久中製薬の仕事から数日。私達はこれからの目標を考える為巽が風呂に入っている隙に部屋にあるパソコンで佐賀のイベントを調べていた。

 

「おっ、サガロックってなん⁉︎面白そうやん‼︎」

 

 サキがある記事に目を輝かせた。

 

「サキちゃん、ロック好きと〜?」

「おう!九州っつったら、明太ロックやろがい!」

「なんそれ?」

「お前、ぶっ殺すぞ‼︎」

「ホント口悪いな………」

 

調べてみるとサガロックは九州最大の野外ロックイベントらしく各地から名のあるグループが出場するらしい。その中には「アイアンフリル」も…。

 

「マジか⁉︎アタシらも出ようぜ‼︎」

「まあ、大きな目標を立てることに文句はないけど………」

「きっと凄いね〜。目の前にこんなお客さんおったら〜!」

「リリィは舞台挨拶で慣れてるから全然平気!」

「こういう場に合う曲選んどかないとな…」

 

 いきなり出るのは正直無理な話だ。今のクオリティでは足りないのは当然として、開催日までにこの舞台に立てるクオリティになるのすらもキツい。だからいずれの目標として設定するならいいかも。例えば今年は見に行くだけ見に行って、来年出る事を目指すとか。それが現実的かな?

 

「頑張って行こうよ!もっともっと練習すれば、いつか行けるよ!」

「そう簡単ではありません。これだけの会場でコンサートを開くには、当然それに伴う実力が必要なんです。希望的観測はやめて、謙虚に一歩一歩進むべきです。」

 

 ただ、純子の通りやってたら何もせずに終わってしまう可能性がある。これだけ移り変わりの激しい時代には、ある程度のスピード感も必要になってくる。彼女の言いたいことも分かるけどね。

 

「分かるけど、昔と違ってそんなじっくりやってる余裕は無いの。まずは、とにかく多くの人に知ってもらわないと。奈々子が拡散してるSNSでも、そろそろ動画を挙げていかないとね。
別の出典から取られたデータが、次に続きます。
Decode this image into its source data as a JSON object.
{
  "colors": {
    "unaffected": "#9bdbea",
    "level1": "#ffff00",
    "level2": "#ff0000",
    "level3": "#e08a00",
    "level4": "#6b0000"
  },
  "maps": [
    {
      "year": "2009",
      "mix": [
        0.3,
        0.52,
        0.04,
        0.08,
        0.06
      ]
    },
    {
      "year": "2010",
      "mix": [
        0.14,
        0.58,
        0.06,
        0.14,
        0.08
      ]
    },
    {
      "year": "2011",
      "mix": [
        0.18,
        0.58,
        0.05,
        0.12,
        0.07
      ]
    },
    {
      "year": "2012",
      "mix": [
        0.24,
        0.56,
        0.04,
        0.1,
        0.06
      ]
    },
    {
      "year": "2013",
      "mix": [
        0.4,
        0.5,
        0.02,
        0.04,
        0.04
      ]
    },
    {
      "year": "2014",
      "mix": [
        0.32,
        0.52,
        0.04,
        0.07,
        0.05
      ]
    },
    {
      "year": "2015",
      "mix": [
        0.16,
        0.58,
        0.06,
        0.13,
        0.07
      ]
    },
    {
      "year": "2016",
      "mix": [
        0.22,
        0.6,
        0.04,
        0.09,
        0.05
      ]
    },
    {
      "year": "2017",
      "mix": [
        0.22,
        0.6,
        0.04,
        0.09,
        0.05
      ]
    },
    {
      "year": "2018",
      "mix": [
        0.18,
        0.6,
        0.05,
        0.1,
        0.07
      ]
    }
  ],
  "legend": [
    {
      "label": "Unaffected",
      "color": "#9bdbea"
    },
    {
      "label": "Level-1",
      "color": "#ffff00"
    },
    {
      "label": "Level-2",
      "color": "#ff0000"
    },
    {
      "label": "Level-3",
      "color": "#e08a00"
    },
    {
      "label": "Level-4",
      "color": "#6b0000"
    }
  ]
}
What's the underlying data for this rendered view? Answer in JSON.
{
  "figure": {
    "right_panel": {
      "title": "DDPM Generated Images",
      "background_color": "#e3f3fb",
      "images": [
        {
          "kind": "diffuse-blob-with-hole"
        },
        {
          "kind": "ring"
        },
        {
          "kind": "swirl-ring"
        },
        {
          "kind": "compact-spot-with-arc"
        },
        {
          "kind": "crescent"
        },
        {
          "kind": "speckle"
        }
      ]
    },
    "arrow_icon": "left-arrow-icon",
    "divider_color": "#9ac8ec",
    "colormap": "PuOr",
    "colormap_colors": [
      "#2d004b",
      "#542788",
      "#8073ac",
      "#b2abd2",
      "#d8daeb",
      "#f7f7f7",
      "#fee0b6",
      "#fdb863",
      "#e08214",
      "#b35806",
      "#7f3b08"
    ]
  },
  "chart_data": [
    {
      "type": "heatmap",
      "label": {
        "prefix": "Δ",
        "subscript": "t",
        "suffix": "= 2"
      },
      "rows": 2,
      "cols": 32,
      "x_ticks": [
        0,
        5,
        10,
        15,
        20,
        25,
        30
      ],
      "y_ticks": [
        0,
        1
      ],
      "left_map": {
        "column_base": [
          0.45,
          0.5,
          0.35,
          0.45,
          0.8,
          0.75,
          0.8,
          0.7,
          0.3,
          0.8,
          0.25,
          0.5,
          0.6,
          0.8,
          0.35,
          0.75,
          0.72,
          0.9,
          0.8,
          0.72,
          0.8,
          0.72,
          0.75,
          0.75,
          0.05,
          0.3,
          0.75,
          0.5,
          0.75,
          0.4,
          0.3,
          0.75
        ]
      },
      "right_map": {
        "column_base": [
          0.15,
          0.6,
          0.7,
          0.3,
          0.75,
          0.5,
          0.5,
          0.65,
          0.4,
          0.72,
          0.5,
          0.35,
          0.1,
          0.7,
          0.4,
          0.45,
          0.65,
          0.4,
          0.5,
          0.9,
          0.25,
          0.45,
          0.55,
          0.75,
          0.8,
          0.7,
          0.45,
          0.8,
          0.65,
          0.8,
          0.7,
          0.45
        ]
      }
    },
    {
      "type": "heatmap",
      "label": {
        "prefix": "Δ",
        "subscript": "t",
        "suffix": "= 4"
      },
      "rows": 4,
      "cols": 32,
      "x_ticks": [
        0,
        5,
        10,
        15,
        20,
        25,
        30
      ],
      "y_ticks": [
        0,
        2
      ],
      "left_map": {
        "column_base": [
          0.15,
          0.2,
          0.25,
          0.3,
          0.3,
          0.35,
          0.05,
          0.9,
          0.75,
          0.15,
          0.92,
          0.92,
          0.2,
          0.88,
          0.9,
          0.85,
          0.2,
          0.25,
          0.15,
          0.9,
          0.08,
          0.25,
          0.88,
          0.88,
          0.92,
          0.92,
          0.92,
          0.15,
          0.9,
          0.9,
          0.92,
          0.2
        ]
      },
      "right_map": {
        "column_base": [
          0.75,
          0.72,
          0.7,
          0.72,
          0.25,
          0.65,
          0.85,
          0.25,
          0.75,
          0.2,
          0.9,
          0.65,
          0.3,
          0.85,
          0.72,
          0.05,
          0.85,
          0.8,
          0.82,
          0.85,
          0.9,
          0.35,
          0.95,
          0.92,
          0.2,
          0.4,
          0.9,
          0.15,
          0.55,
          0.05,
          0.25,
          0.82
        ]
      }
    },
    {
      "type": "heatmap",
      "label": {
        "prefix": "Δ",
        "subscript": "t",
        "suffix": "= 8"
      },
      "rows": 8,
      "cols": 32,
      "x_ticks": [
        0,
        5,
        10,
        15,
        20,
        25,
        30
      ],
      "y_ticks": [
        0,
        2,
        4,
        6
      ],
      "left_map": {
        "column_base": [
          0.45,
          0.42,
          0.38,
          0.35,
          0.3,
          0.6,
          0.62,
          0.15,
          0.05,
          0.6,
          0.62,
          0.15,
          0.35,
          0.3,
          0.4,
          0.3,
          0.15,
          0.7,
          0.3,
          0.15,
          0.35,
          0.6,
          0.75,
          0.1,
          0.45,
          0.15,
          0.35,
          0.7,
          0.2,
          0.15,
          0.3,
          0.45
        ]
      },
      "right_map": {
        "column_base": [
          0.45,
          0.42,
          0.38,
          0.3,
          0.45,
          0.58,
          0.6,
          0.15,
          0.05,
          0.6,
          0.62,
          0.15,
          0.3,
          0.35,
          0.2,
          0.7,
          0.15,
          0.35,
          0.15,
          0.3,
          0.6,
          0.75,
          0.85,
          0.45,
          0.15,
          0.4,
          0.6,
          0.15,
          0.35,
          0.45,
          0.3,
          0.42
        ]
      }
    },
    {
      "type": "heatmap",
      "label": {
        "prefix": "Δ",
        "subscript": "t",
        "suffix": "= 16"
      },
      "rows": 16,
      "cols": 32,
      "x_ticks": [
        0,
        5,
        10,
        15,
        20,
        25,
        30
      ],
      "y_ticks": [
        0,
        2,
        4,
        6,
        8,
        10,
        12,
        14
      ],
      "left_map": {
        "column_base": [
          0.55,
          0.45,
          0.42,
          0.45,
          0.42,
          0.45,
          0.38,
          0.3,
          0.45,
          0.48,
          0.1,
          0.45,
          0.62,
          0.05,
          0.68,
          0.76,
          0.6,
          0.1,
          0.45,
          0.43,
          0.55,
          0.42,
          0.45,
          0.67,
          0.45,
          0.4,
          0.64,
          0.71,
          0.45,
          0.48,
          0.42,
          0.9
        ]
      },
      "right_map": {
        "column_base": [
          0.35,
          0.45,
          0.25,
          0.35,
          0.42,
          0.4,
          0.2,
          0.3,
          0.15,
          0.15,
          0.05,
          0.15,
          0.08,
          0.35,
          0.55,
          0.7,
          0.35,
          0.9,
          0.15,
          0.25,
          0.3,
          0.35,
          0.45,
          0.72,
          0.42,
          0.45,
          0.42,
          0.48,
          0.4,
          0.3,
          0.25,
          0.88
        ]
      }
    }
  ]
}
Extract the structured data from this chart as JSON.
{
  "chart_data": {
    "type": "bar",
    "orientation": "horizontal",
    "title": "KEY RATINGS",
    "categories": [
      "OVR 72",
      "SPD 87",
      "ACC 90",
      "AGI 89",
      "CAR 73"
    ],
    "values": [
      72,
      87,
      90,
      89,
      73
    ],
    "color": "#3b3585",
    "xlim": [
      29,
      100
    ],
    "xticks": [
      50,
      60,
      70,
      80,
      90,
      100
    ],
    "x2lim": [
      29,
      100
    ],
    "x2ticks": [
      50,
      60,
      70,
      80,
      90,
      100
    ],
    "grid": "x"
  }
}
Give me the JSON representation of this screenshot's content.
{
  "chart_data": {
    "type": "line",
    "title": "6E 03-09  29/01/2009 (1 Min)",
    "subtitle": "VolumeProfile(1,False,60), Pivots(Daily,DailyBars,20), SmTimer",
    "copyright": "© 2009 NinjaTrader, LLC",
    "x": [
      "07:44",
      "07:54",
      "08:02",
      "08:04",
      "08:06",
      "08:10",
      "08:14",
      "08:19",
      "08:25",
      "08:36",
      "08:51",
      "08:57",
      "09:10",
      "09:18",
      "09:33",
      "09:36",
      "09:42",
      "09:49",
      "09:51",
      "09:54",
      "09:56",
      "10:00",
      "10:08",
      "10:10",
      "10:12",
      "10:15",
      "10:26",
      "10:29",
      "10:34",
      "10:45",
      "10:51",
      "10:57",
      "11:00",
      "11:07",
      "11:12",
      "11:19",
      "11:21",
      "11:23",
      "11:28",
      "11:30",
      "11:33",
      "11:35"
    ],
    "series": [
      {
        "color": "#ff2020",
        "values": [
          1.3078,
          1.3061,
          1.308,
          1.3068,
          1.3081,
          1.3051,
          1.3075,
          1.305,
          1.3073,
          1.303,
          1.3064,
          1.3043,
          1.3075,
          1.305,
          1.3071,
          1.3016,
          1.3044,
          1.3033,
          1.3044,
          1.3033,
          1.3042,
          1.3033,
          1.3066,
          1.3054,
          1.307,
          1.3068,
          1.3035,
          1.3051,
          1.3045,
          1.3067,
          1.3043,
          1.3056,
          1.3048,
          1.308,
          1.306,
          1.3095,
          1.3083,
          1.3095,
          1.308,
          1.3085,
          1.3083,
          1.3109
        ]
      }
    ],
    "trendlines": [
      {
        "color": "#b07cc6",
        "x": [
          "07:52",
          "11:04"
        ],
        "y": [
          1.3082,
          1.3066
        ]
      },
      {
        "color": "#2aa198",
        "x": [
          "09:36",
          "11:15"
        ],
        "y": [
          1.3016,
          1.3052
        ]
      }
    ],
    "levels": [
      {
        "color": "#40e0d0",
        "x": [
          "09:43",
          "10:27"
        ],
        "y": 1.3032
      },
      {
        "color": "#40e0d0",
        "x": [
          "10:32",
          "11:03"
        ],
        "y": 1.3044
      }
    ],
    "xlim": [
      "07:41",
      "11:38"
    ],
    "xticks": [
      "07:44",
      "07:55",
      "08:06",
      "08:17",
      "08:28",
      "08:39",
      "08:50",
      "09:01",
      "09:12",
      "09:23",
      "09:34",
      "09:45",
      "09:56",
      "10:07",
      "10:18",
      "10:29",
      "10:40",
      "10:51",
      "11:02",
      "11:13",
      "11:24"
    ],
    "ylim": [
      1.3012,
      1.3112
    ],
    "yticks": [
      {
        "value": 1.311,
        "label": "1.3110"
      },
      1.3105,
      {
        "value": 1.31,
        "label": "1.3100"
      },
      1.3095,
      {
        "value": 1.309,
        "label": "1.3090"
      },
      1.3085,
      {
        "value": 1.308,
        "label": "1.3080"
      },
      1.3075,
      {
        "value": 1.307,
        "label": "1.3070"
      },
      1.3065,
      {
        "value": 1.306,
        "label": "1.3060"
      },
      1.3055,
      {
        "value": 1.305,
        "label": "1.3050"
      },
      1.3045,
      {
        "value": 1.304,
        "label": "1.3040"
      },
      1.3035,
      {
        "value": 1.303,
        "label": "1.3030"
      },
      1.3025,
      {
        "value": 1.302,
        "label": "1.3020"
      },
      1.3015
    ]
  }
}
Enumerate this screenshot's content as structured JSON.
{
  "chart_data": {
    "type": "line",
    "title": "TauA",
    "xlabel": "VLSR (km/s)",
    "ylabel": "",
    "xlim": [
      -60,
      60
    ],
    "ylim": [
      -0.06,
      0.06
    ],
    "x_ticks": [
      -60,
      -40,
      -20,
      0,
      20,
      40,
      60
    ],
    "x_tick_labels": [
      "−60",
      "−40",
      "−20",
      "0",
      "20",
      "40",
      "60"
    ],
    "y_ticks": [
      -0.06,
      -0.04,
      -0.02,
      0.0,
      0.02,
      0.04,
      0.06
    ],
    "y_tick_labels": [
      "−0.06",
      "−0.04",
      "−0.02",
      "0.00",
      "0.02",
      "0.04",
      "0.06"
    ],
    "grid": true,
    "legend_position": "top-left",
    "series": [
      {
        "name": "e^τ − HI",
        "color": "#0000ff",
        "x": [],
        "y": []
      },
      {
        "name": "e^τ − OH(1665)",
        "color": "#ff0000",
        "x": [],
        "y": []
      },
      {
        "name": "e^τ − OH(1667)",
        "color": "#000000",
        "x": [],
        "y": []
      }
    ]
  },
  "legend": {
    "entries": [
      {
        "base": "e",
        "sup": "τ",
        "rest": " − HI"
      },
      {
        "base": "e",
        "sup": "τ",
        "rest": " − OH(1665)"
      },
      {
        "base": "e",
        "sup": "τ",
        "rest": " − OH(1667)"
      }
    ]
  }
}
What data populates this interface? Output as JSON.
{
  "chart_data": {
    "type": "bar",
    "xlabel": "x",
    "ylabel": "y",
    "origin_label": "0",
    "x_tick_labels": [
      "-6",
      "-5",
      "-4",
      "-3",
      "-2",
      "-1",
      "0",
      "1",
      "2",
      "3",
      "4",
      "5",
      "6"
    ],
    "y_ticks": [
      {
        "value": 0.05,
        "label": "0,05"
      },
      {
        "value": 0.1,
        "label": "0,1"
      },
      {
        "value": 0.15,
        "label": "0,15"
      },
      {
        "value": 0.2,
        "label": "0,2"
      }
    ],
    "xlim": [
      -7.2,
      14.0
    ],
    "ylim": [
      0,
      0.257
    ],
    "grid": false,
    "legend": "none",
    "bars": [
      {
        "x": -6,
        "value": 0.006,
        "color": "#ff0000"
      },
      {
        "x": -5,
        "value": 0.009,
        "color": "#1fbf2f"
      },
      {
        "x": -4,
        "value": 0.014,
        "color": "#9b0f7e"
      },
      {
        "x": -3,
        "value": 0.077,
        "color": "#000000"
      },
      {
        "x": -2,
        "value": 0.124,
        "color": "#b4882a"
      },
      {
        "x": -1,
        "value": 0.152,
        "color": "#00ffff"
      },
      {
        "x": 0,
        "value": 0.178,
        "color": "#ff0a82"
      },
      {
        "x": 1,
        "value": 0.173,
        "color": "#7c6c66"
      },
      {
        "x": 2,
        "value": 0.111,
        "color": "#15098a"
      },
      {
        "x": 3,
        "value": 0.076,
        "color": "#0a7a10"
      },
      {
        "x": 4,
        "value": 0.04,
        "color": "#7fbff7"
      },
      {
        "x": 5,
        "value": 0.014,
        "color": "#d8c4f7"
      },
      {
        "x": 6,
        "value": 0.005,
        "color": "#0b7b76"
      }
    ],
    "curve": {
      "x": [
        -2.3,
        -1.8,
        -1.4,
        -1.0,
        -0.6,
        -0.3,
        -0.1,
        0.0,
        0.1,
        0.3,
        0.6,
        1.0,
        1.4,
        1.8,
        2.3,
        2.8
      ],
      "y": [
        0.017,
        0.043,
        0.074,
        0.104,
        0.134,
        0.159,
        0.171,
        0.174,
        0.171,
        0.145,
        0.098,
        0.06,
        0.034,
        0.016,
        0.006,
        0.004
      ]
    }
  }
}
」

「SNS………?私たちのあのコンサートを広げているのですか……?」

「こんな感じで〜、よく見える瞬間だけ切り取ってるよ〜。」

「そう、ですか…………」

「元々私がいたグループだって、デビューから1年後には数万人の前でやってたんだから。」

「1年⁉︎それでお客さんは満足を⁉︎」

「最初から完璧なんて求めていたら、何もできない。むしろファンは私たちの成長過程を見守ってくれるし。育ててくれるの。」

「それって…………」

「・・・」

 その後日、私たちはいつものようにミーティングをすることになった。

 

「皆の衆〜!あぁ〜ふら………」

「せからしい!さっさと始めろ!」

「はい!今日はお前らに、嬉しいニュースがありま〜す‼︎え〜なんとフランシュシュに〜、ファンが出来ましたぁぁぁ‼︎」

 

 おっ。ようやくこのレベルになったのね。久々に出来たファンは、なんだか嬉しかった。

 

「竜輝のガタリンピックでの映像が受けて一気に火が付いた。それより今日は、ファンの皆と交流してもらいまぁぁぁぁす‼︎」

「交流?もしかしてチェキ会のことか?」

「そうでぇぇぇぇす‼︎話が早くて助かるぞぉぉぉい‼︎」

 

 チェキ会からやるんだ。意外。まずはミニライブと物販をやって欲しかったのに。まあいいか。とりあえずここでファンの人と交流するしかないでしょ!

 

「チェキ会………?」

「ファンの人と一緒に写真を撮るんだよ!」

「なるほど、ポラロイドでプロマイドする感じですね!」

「…、まぁそんなとこだ」

 

「というわけで、お前らチェキチェキしてこぉぉぉぉぉい‼︎」

 

 まあいいや。ということで、私たちはチェキ会の会場へと向かったのだった。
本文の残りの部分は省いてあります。